Effect of the reduction process on the field emission performance of reduced graphene oxide cathodes

TL;DR

This study compares how different reduction methods affect the field emission performance of reduced graphene oxide cathodes, finding that thermal reduction yields the best electron emission properties.

Contribution

It provides a comparative analysis of chemical and thermal reduction techniques on rGO cathodes, linking reduction methods to emission performance and lattice characteristics.

Findings

Thermal reduction produces the lowest turn-on field (~1.8 V/mm) and highest field enhancement (~1300).

Different reduction methods lead to distinct lattice parameters and work functions.

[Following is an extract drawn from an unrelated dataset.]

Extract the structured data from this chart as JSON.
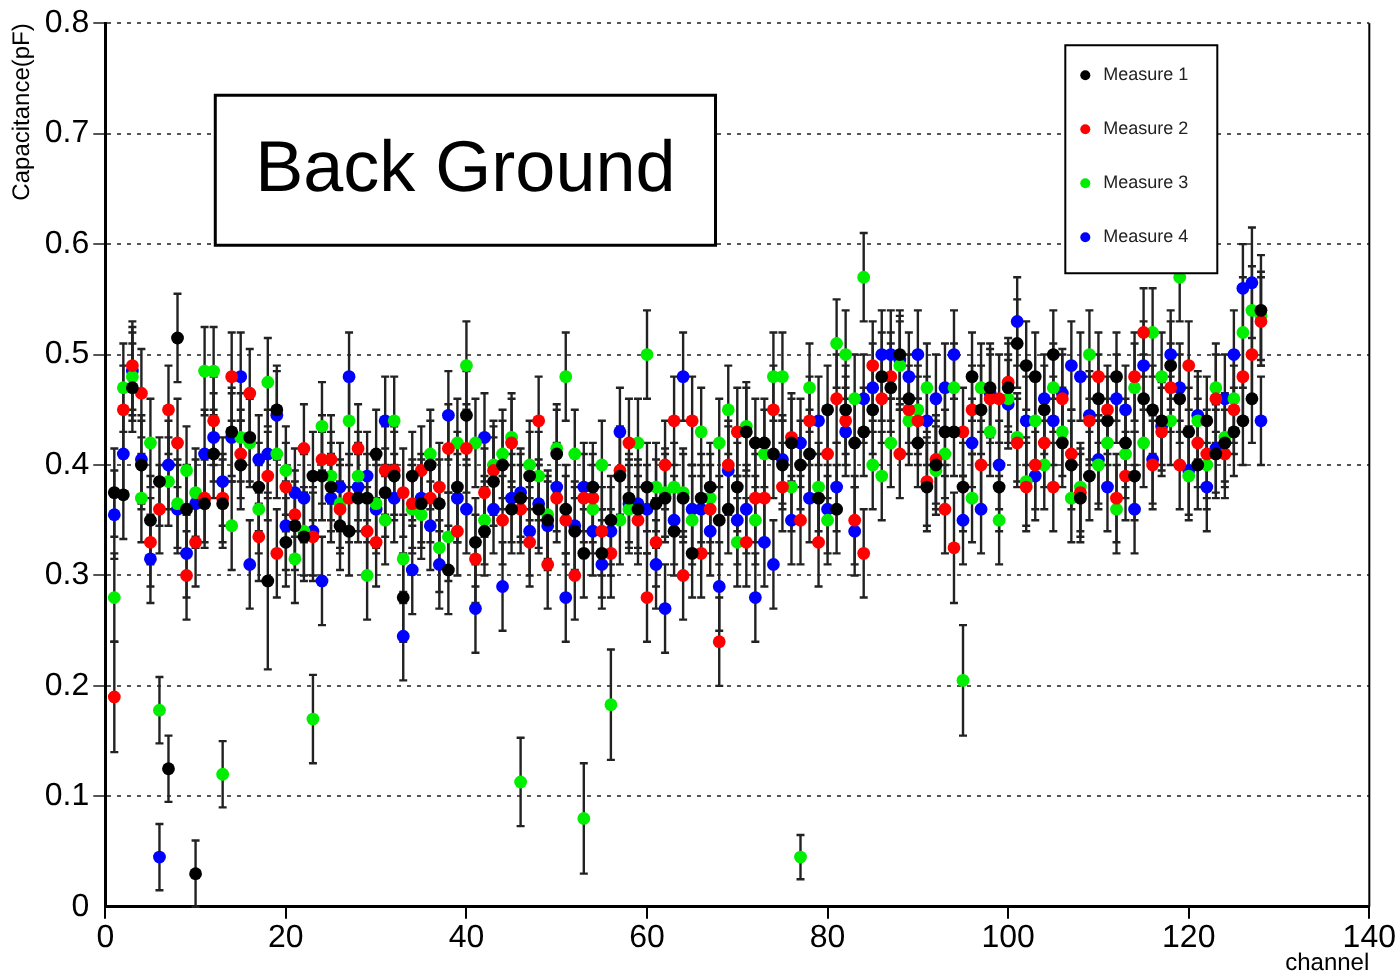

KOH reduction results in the poorest field emission performance.

Abstract

The electron field emission (FE) properties of reduced graphene oxide (rGO) cathodes produced by three different reduction methods were assessed and compared. In particular, chemical reduction techniques, using either NaOH or KOH as reducing agents, were compared with thermal reduction (TR) methods. Xray photoelectron spectroscopy (XPS) measurements revealed that different reduction techniques led to different GO lattice parameters. Furthermore, the work function measured with ultraviolet photoelectron spectroscopy (UPS) varied among the samples giving rise to different electron emission characteristics. In particular, the cathodes prepared by the TR method presented the best FE performance, showing a turnon field of as low as ca. 1.8 V mm^-1 and a field enhancement factor of ca. 1300, which was very close however to that shown by the NaOH-reduced sheets. The worst FE properties were exhibited by the KOH-reduced nanosheets. In light of the above results, the role of the different reduction techniques as well as the final rGO lattice characteristics with regards to the emission performance are evaluated and discussed.